Well, perhaps. But it’s not just battleground states where Clinton’s gotten good numbers; she’s also considerably overperforming Barack Obama in red states. Blue states are the missing part of the puzzle. Could it be that Clinton is underperforming in those? In the table below, you’ll find a comparison of Obama’s margin of victory in 2012 against Clinton’s current adjusted polling average in each blue state where we have at least one poll. By blue state, I mean everything Obama won by a wider margin than he did Wisconsin in 2012 (7 percentage points).

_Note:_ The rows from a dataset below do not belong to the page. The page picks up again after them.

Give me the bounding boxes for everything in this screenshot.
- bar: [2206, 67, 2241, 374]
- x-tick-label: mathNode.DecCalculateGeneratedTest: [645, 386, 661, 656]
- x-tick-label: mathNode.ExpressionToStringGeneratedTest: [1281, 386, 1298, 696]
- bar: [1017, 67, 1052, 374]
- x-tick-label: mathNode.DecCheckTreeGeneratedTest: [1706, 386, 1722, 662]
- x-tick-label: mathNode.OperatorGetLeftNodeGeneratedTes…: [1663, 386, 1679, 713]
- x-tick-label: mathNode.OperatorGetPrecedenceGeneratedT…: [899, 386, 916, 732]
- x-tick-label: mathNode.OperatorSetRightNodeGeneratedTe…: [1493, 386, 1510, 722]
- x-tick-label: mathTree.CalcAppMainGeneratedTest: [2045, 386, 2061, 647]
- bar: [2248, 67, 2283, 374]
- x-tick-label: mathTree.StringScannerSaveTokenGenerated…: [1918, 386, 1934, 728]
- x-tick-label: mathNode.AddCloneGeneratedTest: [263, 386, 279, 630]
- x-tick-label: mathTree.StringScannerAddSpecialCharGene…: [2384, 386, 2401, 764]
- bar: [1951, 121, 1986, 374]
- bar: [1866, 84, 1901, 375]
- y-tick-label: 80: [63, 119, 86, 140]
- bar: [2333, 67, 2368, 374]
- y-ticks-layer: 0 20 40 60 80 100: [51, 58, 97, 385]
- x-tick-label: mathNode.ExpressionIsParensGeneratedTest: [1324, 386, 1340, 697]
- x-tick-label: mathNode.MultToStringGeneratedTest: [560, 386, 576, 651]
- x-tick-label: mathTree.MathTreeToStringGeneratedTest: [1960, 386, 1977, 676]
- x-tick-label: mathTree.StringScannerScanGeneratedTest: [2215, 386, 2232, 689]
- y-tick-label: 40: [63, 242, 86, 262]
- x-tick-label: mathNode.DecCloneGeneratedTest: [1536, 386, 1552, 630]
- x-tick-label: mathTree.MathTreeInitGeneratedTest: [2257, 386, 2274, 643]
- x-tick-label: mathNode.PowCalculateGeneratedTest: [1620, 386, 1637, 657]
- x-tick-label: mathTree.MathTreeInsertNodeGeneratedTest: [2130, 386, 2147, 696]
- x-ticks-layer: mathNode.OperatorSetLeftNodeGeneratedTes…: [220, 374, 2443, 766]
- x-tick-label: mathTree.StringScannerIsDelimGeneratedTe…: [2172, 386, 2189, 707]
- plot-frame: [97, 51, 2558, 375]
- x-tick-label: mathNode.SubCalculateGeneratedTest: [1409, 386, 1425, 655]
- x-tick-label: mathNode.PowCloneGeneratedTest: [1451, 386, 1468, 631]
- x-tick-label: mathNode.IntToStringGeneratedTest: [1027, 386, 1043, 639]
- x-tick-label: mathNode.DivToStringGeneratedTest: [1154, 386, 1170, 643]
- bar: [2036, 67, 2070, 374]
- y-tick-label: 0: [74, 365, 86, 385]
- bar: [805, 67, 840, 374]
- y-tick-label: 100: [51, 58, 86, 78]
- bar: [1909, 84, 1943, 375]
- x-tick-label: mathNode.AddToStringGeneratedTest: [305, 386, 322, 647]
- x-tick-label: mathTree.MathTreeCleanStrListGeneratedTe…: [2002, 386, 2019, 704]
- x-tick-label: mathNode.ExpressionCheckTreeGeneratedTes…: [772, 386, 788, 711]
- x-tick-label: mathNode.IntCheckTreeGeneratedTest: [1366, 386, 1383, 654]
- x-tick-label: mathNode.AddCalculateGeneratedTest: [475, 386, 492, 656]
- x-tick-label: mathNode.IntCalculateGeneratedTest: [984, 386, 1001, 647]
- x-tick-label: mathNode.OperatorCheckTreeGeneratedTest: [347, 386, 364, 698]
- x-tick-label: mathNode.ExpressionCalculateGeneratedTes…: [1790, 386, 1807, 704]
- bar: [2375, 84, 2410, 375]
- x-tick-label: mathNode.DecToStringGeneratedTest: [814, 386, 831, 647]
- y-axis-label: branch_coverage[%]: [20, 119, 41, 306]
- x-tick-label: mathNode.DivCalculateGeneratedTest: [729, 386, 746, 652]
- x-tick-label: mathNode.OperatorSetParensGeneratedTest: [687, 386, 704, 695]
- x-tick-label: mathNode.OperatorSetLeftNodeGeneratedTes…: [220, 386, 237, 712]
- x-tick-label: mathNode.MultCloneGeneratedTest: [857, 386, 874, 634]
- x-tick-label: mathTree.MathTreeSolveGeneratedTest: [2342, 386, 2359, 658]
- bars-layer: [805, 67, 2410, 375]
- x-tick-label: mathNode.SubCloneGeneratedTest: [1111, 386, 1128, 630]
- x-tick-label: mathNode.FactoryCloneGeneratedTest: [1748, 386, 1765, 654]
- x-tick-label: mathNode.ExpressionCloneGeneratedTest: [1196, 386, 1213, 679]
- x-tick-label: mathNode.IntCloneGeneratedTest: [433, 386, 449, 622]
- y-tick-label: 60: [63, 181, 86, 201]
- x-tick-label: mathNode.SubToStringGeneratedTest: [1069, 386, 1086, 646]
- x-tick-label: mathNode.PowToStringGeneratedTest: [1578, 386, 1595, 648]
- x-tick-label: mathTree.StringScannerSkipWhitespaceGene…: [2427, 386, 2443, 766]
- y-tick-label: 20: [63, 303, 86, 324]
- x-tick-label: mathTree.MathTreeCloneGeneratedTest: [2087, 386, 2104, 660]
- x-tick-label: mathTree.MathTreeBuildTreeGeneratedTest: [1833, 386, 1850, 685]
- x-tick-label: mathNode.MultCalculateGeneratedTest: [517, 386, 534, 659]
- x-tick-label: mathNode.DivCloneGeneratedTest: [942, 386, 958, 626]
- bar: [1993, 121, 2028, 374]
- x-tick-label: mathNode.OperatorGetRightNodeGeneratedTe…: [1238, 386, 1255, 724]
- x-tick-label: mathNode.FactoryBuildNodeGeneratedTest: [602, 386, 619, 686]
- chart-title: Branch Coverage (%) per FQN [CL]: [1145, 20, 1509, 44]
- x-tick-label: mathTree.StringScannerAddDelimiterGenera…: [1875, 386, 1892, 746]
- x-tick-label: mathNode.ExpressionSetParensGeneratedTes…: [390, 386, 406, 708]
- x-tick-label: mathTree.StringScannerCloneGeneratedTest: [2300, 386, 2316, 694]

|STATE||OBAMA MARGIN OF VICTORY, 2012||CLINTON LEAD IN ADJUSTED POLLING AVERAGE, 2016|
This is a mixed bag of results. Clinton’s generally underperforming Obama in the Northeast, including in Maine, Connecticut, New York, New Jersey and Vermont. She’s running slightly ahead of him in California, however, and perhaps more surprisingly — given that it was Obama’s home state — well ahead of him in Illinois.2 Overall, weighted by each state’s 2012 turnout, she’s running about half a percentage point behind Obama in these states. So perhaps there’s something to the notion that Clinton’s underperformance in blue states can help explain some of the seeming differences between state and national polls.
But I wouldn’t take this too far. The relative lack of polling in these states means that the data is noisy. It doesn’t make a lot of sense that Clinton is outperforming Obama in Washington but underperforming him in Oregon, for instance, as polls suggest. In some cases, the polls don’t match the demographics of the states very well either. Our polls-only model “thinks” that Clinton should be ahead in New Mexico by about 14 points, for example, based on the patterns it’s seeing in other states, and not just by 9. It’s less skeptical of the polls in overwhelmingly white Maine and Minnesota, however. Minnesota’s worth keeping an eye on provided that — because somehow this has become a problem for him — Trump can get on the ballot there.
New data from Ipsos could potentially help: As part of their partnership with Reuters, Ipsos is now conducting an ongoing tracking poll in all 50 states(!). The sample sizes are small in most states so far — too small to report, in some cases — but FiveThirtyEight will use Ipsos’s numbers as they come in. Still, we’d benefit from a wider array of pollsters weighing in from blue states.
Overall, Clinton’s chances of winning the Electoral College are 83 percent, according to our polls-only forecast and 75 percent according to polls-plus. Trump’s position has improved somewhat in polls-only while his trajectory in polls-plus has been flatter. Eventually, these forecasts will start to converge, as I’ll explain at more length in a subsequent update.